I read this article yesterday and it kicked off as follows: "Women who have failed to find their perfect partner by the age of 30 should give up their search for Mr Right and settle instead for Mr Right Now."
This sage advice comes courtesy of American author Lori Gottlieb.
Gosh, I thought, I hadn't realised that a) I'm technically a failure given that I'm 34, minus a rock on my finger and b) that I should have been looking for Mr Right all these years.
While I was busy getting an education; cultivating friendships; embarking on a challenging and rewarding career; buying my own home and thanking God on a daily basis for my wonderful family I completely missed the bleeding obvious.
How stupid of me, all this time my sole aim in life should have been trying to find some poor bugger to put a ring on my finger.
It's obviously a case of 'different strokes for different folks'.
Gottlieb, a 40-year-old single mother, says she wishes she had settled for Mr Second Best.
"My dream, like that of my mother and her mother, was to fall in love, get married and live happily ever after," she says.
And, if she feels a little cheated by life and that in hindsight she should have played her hand differently, then I feel sorry for her.
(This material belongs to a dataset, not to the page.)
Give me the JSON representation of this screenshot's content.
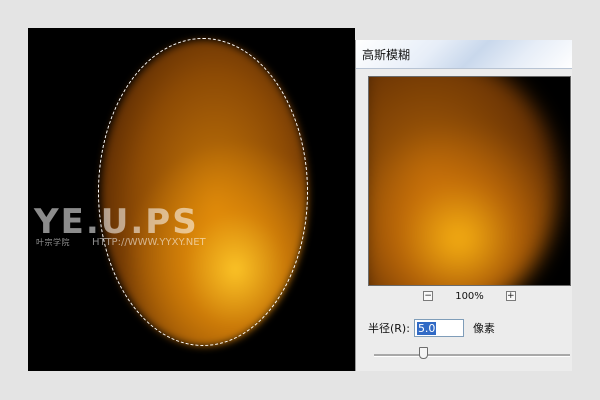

But the big white wedding day is not every girl's dream. If it was, then the poster girl for singledom Renee Zellweger (right), aka Bridget Jones, might have lasted longer than three months with her ex-husband.
The one thing I've consistently craved and worked hard to get has always been my own little home and to be financially solvent.
Whether I'm single or coupled up has never been an issue. I love my own company and I've no fear about the fact that I may never go down the conventional road of marrying etc.
I get what Gottlieb is saying. Of course, we all ideally want to find a significant other to share our life with. It's what makes the world go round. But using terms such as 'settling' and 'failure' about only the female of the species is too 'me Tarzan, you Jane' for me to stomach.